The Wall Street Journal, December 4, 2010
British aid worker in Afghanistan was killed by a US grenade
Ms. Norgrove, 36 years old, was slain on Oct. 8 as what a person familiar with the matter
By Alistair MacDonald
LONDON—Kidnapped British aide worker Linda Norgrove was killed by a grenade thrown by U.S. special operations forces in a botched rescue attempt, British Foreign Secretary William Hague said an investigation has confirmed.
British aid worker Linda Norgrove. (Photo: Reuters)
Ms. Norgrove's death in Afghanistan in October was initially blamed on her Taliban captors before U.S. forces said they may have been responsible and set up a joint investigation into the death with British military experts. Ms. Norgrove, 36 years old, was slain on Oct. 8 as what a person familiar with the matter described as a team of Navy Seals stormed the compound where she was being held in the mountains of eastern Afghanistan.
The grenade had been thrown by a U.S. soldier at a group of insurgents as he advanced along a narrow ledge towards a series of buildings in which U.S. troops believed Ms. Norgove was being held. Ms. Norgrove was with the insurgents and died from shrapnel from a fragmentation-grenade that pierced her head and chest, wounds which at first were believed to have been from a suicide vest.
The failed rescue attempt has led to disciplinary action for members of the special operations forces team for "failing to provide a complete and full account of their actions," Mr. Hague said.
Ms. Norgrove was traveling along a main road in Kunar province when she was abducted in September by a local Taliban faction linked to al Qaeda. She was working with Development Alternatives Inc., one of the largest development contractors working for the U.S. State Department in Afghanistan. Three Afghans abducted with Ms. Norgrove were subsequently released unharmed.
The rescue came at the end of an operation which had deployed around 1,000 U.S. and Afghan troops when two helicopters dropped U.S. troops off near to two small groups of buildings high in the Dewagal valley.

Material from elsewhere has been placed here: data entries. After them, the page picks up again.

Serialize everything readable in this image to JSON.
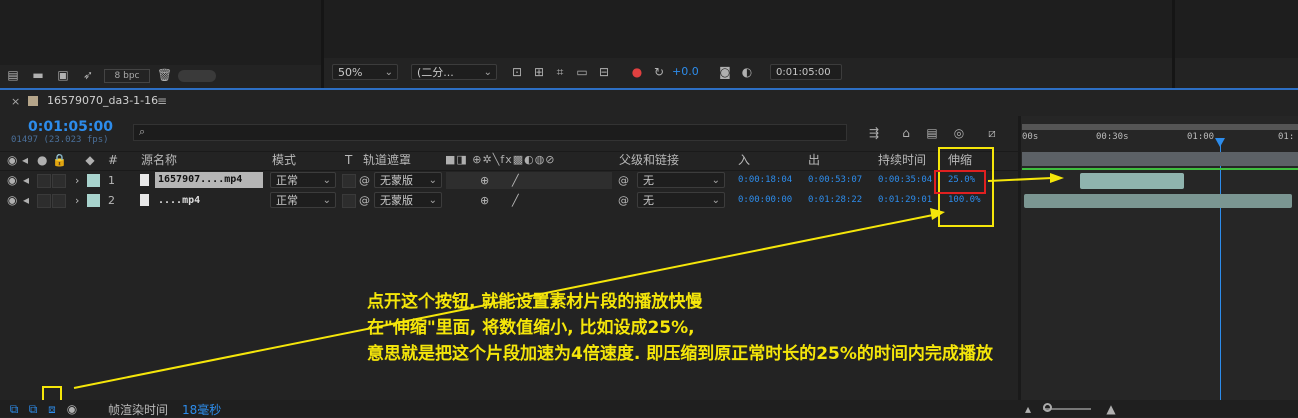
{
  "top_toolbar": {
    "bpc_label": "8 bpc",
    "zoom_value": "50%",
    "resolution_value": "(二分...",
    "exposure_value": "+0.0",
    "timecode_value": "0:01:05:00"
  },
  "comp_tab": {
    "title": "16579070_da3-1-16",
    "menu_glyph": "≡",
    "close_glyph": "×"
  },
  "time": {
    "current": "0:01:05:00",
    "frames": "01497 (23.023 fps)",
    "search_placeholder": ""
  },
  "columns": {
    "hash": "#",
    "source_name": "源名称",
    "mode": "模式",
    "t": "T",
    "track_matte": "轨道遮罩",
    "parent": "父级和链接",
    "in": "入",
    "out": "出",
    "duration": "持续时间",
    "stretch": "伸缩"
  },
  "layers": [
    {
      "index": "1",
      "name": "1657907....mp4",
      "mode": "正常",
      "matte": "无蒙版",
      "parent": "无",
      "in": "0:00:18:04",
      "out": "0:00:53:07",
      "duration": "0:00:35:04",
      "stretch": "25.0%"
    },
    {
      "index": "2",
      "name": "....mp4",
      "mode": "正常",
      "matte": "无蒙版",
      "parent": "无",
      "in": "0:00:00:00",
      "out": "0:01:28:22",
      "duration": "0:01:29:01",
      "stretch": "100.0%"
    }
  ],
  "timeline_ruler": {
    "labels": [
      "00s",
      "00:30s",
      "01:00",
      "01:"
    ]
  },
  "footer": {
    "render_time_label": "帧渲染时间",
    "render_time_value": "18毫秒"
  },
  "annotation": {
    "line1": "点开这个按钮, 就能设置素材片段的播放快慢",
    "line2": "在\"伸缩\"里面, 将数值缩小, 比如设成25%,",
    "line3": "意思就是把这个片段加速为4倍速度. 即压缩到原正常时长的25%的时间内完成播放"
  },
  "colors": {
    "accent_blue": "#2d8ceb",
    "annotation_yellow": "#f5e60a",
    "highlight_red": "#e02020",
    "layer_label": "#a8d3cd"
  }
}
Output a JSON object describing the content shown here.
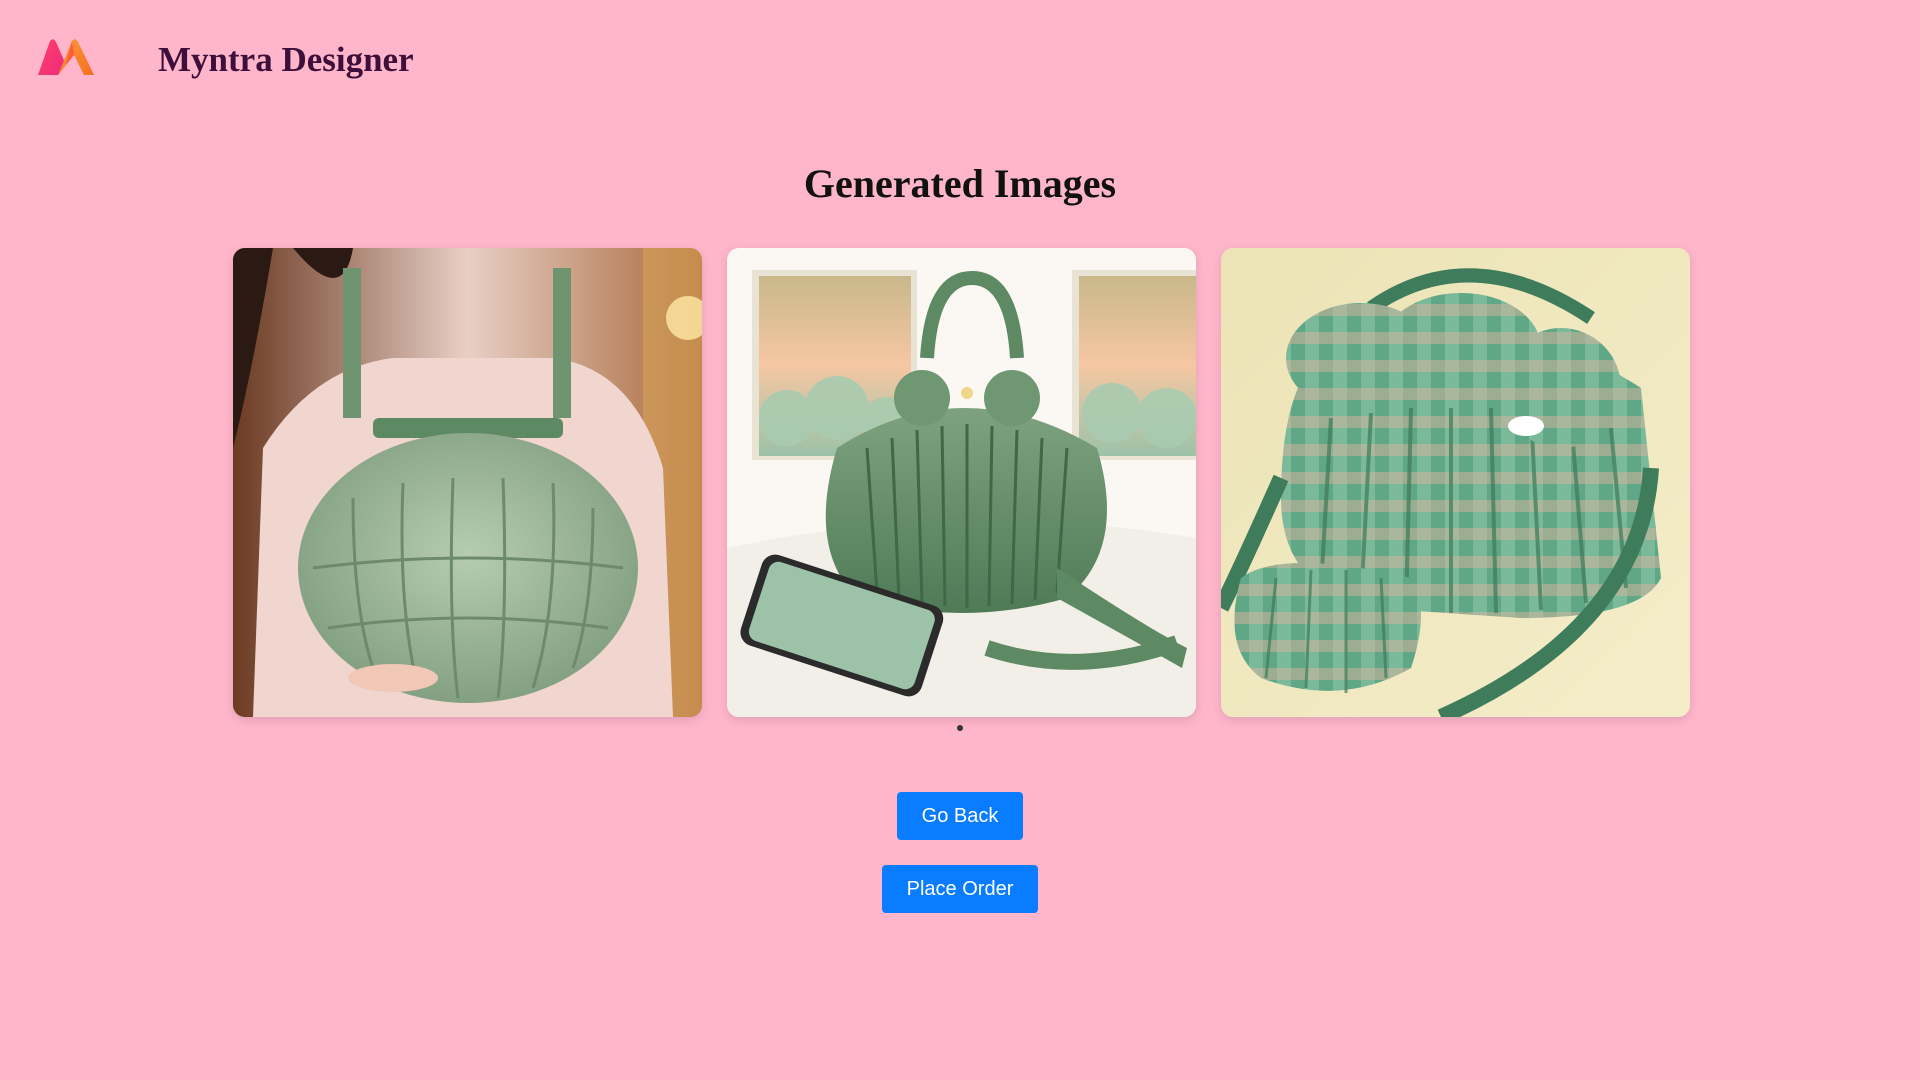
{
  "header": {
    "brand": "Myntra Designer",
    "logo_icon": "myntra-m-logo"
  },
  "main": {
    "heading": "Generated Images",
    "images": [
      {
        "icon": "green-puffy-bag-worn-by-woman-image"
      },
      {
        "icon": "green-pleated-handbag-with-phone-image"
      },
      {
        "icon": "green-plaid-puffy-crossbody-bag-image"
      }
    ],
    "carousel_dots": 1,
    "buttons": {
      "go_back": "Go Back",
      "place_order": "Place Order"
    }
  },
  "colors": {
    "background": "#ffb6cb",
    "button": "#0a7cff",
    "brand_text": "#3d0f3a"
  }
}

Mr. Hague said U.S. special operations forces had been operating in total darkness and descended from helicopters at a near-vertical incline of a rugged mountainside, 8,000 feet in height.
U.S. and U.K. forces typically don't use grenades in such hostage rescues and the soldier who threw it has been disciplined by U.S. forces after not reporting his use to senior officers, Mr. Hague said.
The U.K. minister praised the bravery of U.S. troops but said it was a "matter of concern" that the facts of how Ms. Norgrove died were not made clear immediately after the operation.
Mr. Hague said he had given the authority to mount the operation because he concluded that Ms. Norgrove's life was at risk. "We judged that Linda Norgrove's life was in grave danger from the moment she was abducted, and we feared that her captors would pass her higher up the Taliban chain of command or move her to more inaccessible terrain," he told parliament. "We also judged that the only credible prospect of securing her release was through a rescue attempt, which is why I authorized such an attempt to be made."
The joint U.S. and U.K. investigation was conducted by a ten-man team over two and a half weeks in Afghanistan. It interviewed all the personnel involved in the rescue attempt, and assessed hours of video evidence and hundreds of pages of documentary evidence.
Mr. Hague said that the U.S. military is reviewing tactics, techniques and procedures involved in hostage rescue operations following Ms. Norgrove's death.
"U.S. Central Command sincerely regrets the loss of life that resulted from this terrible incident, and we extend our deepest condolences to the Norgrove family for their tragic loss," a spokesman for U.S. forces said.
Hostage rescues have proven deadly before. Last September, British special operations forces rescued a kidnapped New York Times reporter but his translator was killed in the attempt.